Joe Clair: Why does it seem like there is a surge?

Dickerson: When I joined the Youth and Family Services division in December of 2016, I increased the number of press releases and social media posts about the missing juveniles in the city…which has caused great concern that juveniles were being abducted or victims of human trafficking.

Steph Lova: We’ve been hearing that most of these are runaways, is that true?

Dickerson: Sadly, that is true. A large number of our cases are runaways and I am concerned because while they are missing, they’re without parental guidance, absent from school, and at risk of victimization.

Joe Clair: Why do you think so many are running away?

Dickerson: I have no idea, I’m just trying to get to the bottom of it. I’m trying to solicit help from communities and faith-based organizations to find out the root cause why so many young people in our city are voluntarily leaving home.

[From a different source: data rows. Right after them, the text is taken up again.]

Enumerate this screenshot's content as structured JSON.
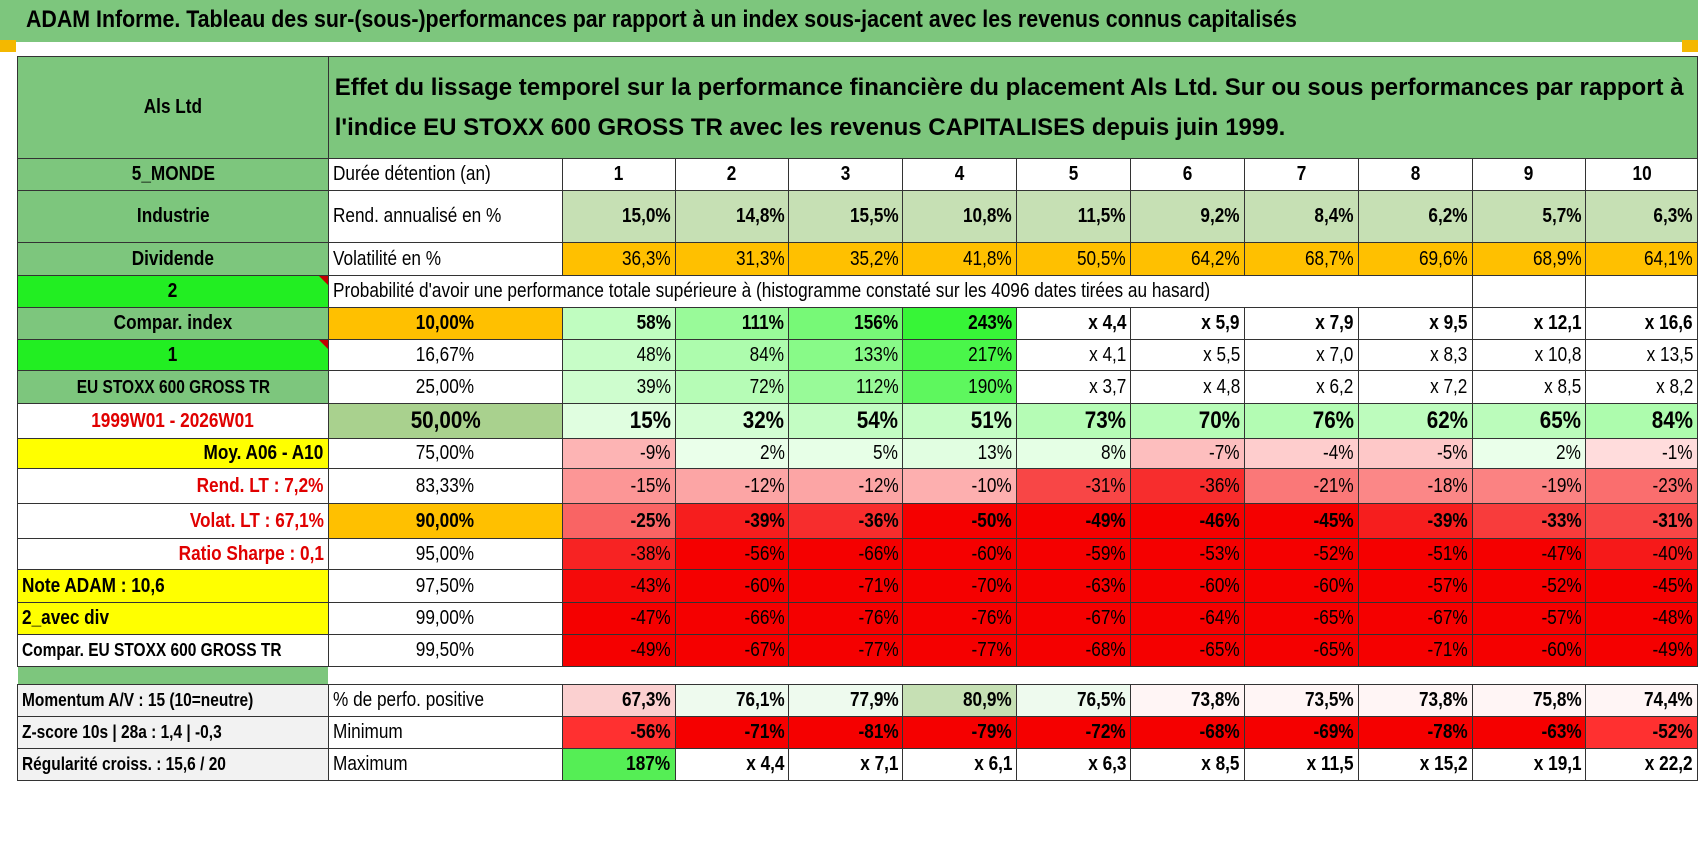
{
  "title": "ADAM Informe. Tableau des sur-(sous-)performances par rapport à un index sous-jacent avec les revenus connus capitalisés",
  "colors": {
    "header_green": "#7dc67d",
    "light_green": "#c6e0b4",
    "bright_green": "#22ee22",
    "orange": "#ffc000",
    "yellow": "#ffff00",
    "red_text": "#e00000"
  },
  "left": {
    "company": "Als Ltd",
    "region": "5_MONDE",
    "sector": "Industrie",
    "dividend": "Dividende",
    "value_2": "2",
    "compar_index": "Compar. index",
    "value_1": "1",
    "index_name": "EU STOXX 600 GROSS TR",
    "period": "1999W01 - 2026W01",
    "moy": "Moy. A06 - A10",
    "rend_lt": "Rend. LT :    7,2%",
    "volat_lt": "Volat. LT :    67,1%",
    "sharpe": "Ratio Sharpe :    0,1",
    "note": "Note ADAM : 10,6",
    "avec_div": "2_avec div",
    "compar_full": "Compar. EU STOXX 600 GROSS TR",
    "momentum": "Momentum A/V : 15 (10=neutre)",
    "zscore": "Z-score 10s | 28a : 1,4 | -0,3",
    "regularite": "Régularité croiss. : 15,6 / 20"
  },
  "header_text": "Effet du lissage temporel sur la performance financière du placement Als Ltd. Sur ou sous performances par rapport à l'indice EU STOXX 600 GROSS TR avec les revenus CAPITALISES depuis juin 1999.",
  "row_labels": {
    "duree": "Durée détention (an)",
    "rend": "Rend. annualisé en %",
    "vol": "Volatilité en %",
    "proba": "Probabilité d'avoir une performance totale supérieure à (histogramme constaté sur les 4096 dates tirées au hasard)",
    "pct_pos": "% de perfo. positive",
    "minimum": "Minimum",
    "maximum": "Maximum"
  },
  "years": [
    "1",
    "2",
    "3",
    "4",
    "5",
    "6",
    "7",
    "8",
    "9",
    "10"
  ],
  "rend": [
    "15,0%",
    "14,8%",
    "15,5%",
    "10,8%",
    "11,5%",
    "9,2%",
    "8,4%",
    "6,2%",
    "5,7%",
    "6,3%"
  ],
  "vol": [
    "36,3%",
    "31,3%",
    "35,2%",
    "41,8%",
    "50,5%",
    "64,2%",
    "68,7%",
    "69,6%",
    "68,9%",
    "64,1%"
  ],
  "percentile_rows": [
    {
      "p": "10,00%",
      "v": [
        "58%",
        "111%",
        "156%",
        "243%",
        "x 4,4",
        "x 5,9",
        "x 7,9",
        "x 9,5",
        "x 12,1",
        "x 16,6"
      ]
    },
    {
      "p": "16,67%",
      "v": [
        "48%",
        "84%",
        "133%",
        "217%",
        "x 4,1",
        "x 5,5",
        "x 7,0",
        "x 8,3",
        "x 10,8",
        "x 13,5"
      ]
    },
    {
      "p": "25,00%",
      "v": [
        "39%",
        "72%",
        "112%",
        "190%",
        "x 3,7",
        "x 4,8",
        "x 6,2",
        "x 7,2",
        "x 8,5",
        "x 8,2"
      ]
    },
    {
      "p": "50,00%",
      "v": [
        "15%",
        "32%",
        "54%",
        "51%",
        "73%",
        "70%",
        "76%",
        "62%",
        "65%",
        "84%"
      ]
    },
    {
      "p": "75,00%",
      "v": [
        "-9%",
        "2%",
        "5%",
        "13%",
        "8%",
        "-7%",
        "-4%",
        "-5%",
        "2%",
        "-1%"
      ]
    },
    {
      "p": "83,33%",
      "v": [
        "-15%",
        "-12%",
        "-12%",
        "-10%",
        "-31%",
        "-36%",
        "-21%",
        "-18%",
        "-19%",
        "-23%"
      ]
    },
    {
      "p": "90,00%",
      "v": [
        "-25%",
        "-39%",
        "-36%",
        "-50%",
        "-49%",
        "-46%",
        "-45%",
        "-39%",
        "-33%",
        "-31%"
      ]
    },
    {
      "p": "95,00%",
      "v": [
        "-38%",
        "-56%",
        "-66%",
        "-60%",
        "-59%",
        "-53%",
        "-52%",
        "-51%",
        "-47%",
        "-40%"
      ]
    },
    {
      "p": "97,50%",
      "v": [
        "-43%",
        "-60%",
        "-71%",
        "-70%",
        "-63%",
        "-60%",
        "-60%",
        "-57%",
        "-52%",
        "-45%"
      ]
    },
    {
      "p": "99,00%",
      "v": [
        "-47%",
        "-66%",
        "-76%",
        "-76%",
        "-67%",
        "-64%",
        "-65%",
        "-67%",
        "-57%",
        "-48%"
      ]
    },
    {
      "p": "99,50%",
      "v": [
        "-49%",
        "-67%",
        "-77%",
        "-77%",
        "-68%",
        "-65%",
        "-65%",
        "-71%",
        "-60%",
        "-49%"
      ]
    }
  ],
  "pct_pos": [
    "67,3%",
    "76,1%",
    "77,9%",
    "80,9%",
    "76,5%",
    "73,8%",
    "73,5%",
    "73,8%",
    "75,8%",
    "74,4%"
  ],
  "minimum": [
    "-56%",
    "-71%",
    "-81%",
    "-79%",
    "-72%",
    "-68%",
    "-69%",
    "-78%",
    "-63%",
    "-52%"
  ],
  "maximum": [
    "187%",
    "x 4,4",
    "x 7,1",
    "x 6,1",
    "x 6,3",
    "x 8,5",
    "x 11,5",
    "x 15,2",
    "x 19,1",
    "x 22,2"
  ]
}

Joe Clair: And once again, this is no new epidemic? This is something that’s been going on but just since December you’ve done a lot more press so that we’re just now taking note of the numbers?

Dickerson: That’s absolutely correct. I just want to make sure that every case receives the same level of attention and service.

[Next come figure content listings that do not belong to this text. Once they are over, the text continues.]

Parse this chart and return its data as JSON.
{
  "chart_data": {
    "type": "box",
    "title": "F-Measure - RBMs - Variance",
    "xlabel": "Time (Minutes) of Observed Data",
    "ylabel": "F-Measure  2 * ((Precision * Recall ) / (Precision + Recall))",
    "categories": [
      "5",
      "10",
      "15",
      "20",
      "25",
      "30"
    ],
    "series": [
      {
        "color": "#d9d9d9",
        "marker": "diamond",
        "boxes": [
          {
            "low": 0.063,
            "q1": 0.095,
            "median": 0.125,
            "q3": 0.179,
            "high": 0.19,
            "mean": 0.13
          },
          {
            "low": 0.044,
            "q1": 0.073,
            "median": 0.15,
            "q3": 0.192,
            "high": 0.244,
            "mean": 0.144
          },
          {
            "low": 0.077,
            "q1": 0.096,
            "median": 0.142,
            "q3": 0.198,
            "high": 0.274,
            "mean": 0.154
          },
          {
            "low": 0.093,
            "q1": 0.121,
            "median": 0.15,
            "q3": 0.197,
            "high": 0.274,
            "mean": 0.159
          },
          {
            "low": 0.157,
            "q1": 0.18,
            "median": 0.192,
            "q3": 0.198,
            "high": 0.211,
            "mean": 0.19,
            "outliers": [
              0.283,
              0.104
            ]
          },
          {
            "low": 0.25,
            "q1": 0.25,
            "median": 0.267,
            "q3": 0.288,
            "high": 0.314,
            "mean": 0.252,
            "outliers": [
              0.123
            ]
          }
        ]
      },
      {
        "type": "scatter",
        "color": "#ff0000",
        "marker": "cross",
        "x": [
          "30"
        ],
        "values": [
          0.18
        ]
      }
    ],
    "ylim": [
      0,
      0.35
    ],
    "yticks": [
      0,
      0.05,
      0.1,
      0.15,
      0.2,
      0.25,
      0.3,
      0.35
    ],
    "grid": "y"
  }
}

Steph Lova: So are you having any success with bringing some of these teens home safely and closing some of these cases?

Dickerson: Most of the teens are located within a short period of time. Since the press releases and social media posts, my email is overwhelmed and I’ve received so many phone calls of people thanking me for putting the press out there.

Joe Clair: What safety and preventative measures can you suggest for parents and for teens?

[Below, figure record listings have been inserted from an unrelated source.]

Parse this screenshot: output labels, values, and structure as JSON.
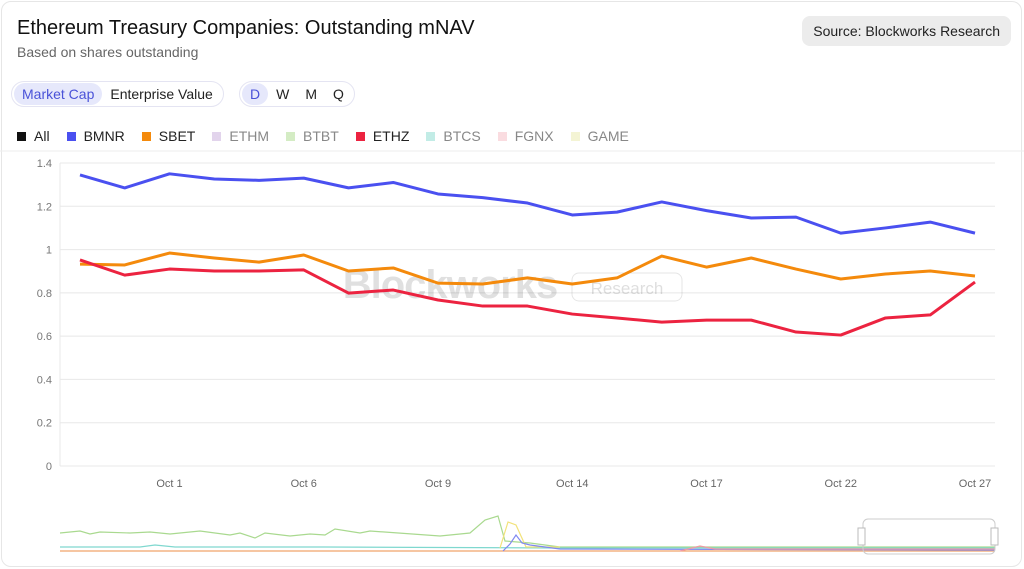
{
  "header": {
    "title": "Ethereum Treasury Companies: Outstanding mNAV",
    "subtitle": "Based on shares outstanding",
    "source": "Source: Blockworks Research"
  },
  "controls": {
    "metric": [
      "Market Cap",
      "Enterprise Value"
    ],
    "metric_selected": "Market Cap",
    "period": [
      "D",
      "W",
      "M",
      "Q"
    ],
    "period_selected": "D"
  },
  "legend": [
    {
      "name": "All",
      "color": "#111111",
      "active": true
    },
    {
      "name": "BMNR",
      "color": "#4a50f0",
      "active": true
    },
    {
      "name": "SBET",
      "color": "#f48a0c",
      "active": true
    },
    {
      "name": "ETHM",
      "color": "#e2d4ec",
      "active": false
    },
    {
      "name": "BTBT",
      "color": "#d4ecc4",
      "active": false
    },
    {
      "name": "ETHZ",
      "color": "#ec2340",
      "active": true
    },
    {
      "name": "BTCS",
      "color": "#c2ece6",
      "active": false
    },
    {
      "name": "FGNX",
      "color": "#fadce0",
      "active": false
    },
    {
      "name": "GAME",
      "color": "#f4f4d4",
      "active": false
    }
  ],
  "watermark": {
    "brand": "Blockworks",
    "tag": "Research"
  },
  "chart_data": {
    "type": "line",
    "x": [
      "Sep 29",
      "Sep 30",
      "Oct 1",
      "Oct 2",
      "Oct 3",
      "Oct 6",
      "Oct 7",
      "Oct 8",
      "Oct 9",
      "Oct 10",
      "Oct 13",
      "Oct 14",
      "Oct 15",
      "Oct 16",
      "Oct 17",
      "Oct 20",
      "Oct 21",
      "Oct 22",
      "Oct 23",
      "Oct 24",
      "Oct 27"
    ],
    "xticks": [
      "Oct 1",
      "Oct 6",
      "Oct 9",
      "Oct 14",
      "Oct 17",
      "Oct 22",
      "Oct 27"
    ],
    "yticks": [
      "0",
      "0.2",
      "0.4",
      "0.6",
      "0.8",
      "1",
      "1.2",
      "1.4"
    ],
    "ylim": [
      0,
      1.4
    ],
    "grid": true,
    "series": [
      {
        "name": "BMNR",
        "color": "#4a50f0",
        "values": [
          1.345,
          1.285,
          1.35,
          1.326,
          1.32,
          1.33,
          1.285,
          1.31,
          1.257,
          1.24,
          1.215,
          1.16,
          1.173,
          1.22,
          1.18,
          1.146,
          1.15,
          1.076,
          1.1,
          1.127,
          1.076
        ]
      },
      {
        "name": "SBET",
        "color": "#f48a0c",
        "values": [
          0.933,
          0.929,
          0.984,
          0.961,
          0.942,
          0.975,
          0.901,
          0.915,
          0.845,
          0.841,
          0.869,
          0.841,
          0.869,
          0.97,
          0.919,
          0.961,
          0.91,
          0.864,
          0.887,
          0.901,
          0.878
        ]
      },
      {
        "name": "ETHZ",
        "color": "#ec2340",
        "values": [
          0.952,
          0.882,
          0.91,
          0.901,
          0.901,
          0.906,
          0.799,
          0.813,
          0.767,
          0.739,
          0.739,
          0.702,
          0.684,
          0.665,
          0.674,
          0.674,
          0.619,
          0.605,
          0.684,
          0.698,
          0.85
        ]
      }
    ]
  }
}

Dickerson: The first thing I would like to ask everyone to do is just talk to the young people. We have to start there, it’s as basic as talking to them and seeing what’s going on. A lot of young people will not share with the police why they’re leaving home or where they were. So we just need the communities to get involved. When you see a young person, talk to the young person, ask them how their day is going or how they’re doing in school.

Joe Clair: What can you say to young people who may be contemplating leaving?

Dickerson: I would tell them to think about their decision because it could affect the rest of their lives. I want the teens and any person that’s reported missing in the District of Columbia to know the Metropolitan is committed to investigating their cases and we will come look for them. I would also like to tell anyone that’s thinking about preying upon a young person in the District of Columbia, we will come looking for them and we will find you.

Joe Clair: What preventative measures can young people take, specifically so they don’t become a victim of human trafficking?

Dickerson: Stay home, it’s as simple as that. If they stay home, it reduces the risk. I’m not saying that’s the fix-all but that’s where we have to start. We have to start small, this is a problem and it’ll take a community effort, but we have to start small.

Community members and celebrities took issue with Dickerson’s advice to “stay home” to avoid the dangers of trafficking.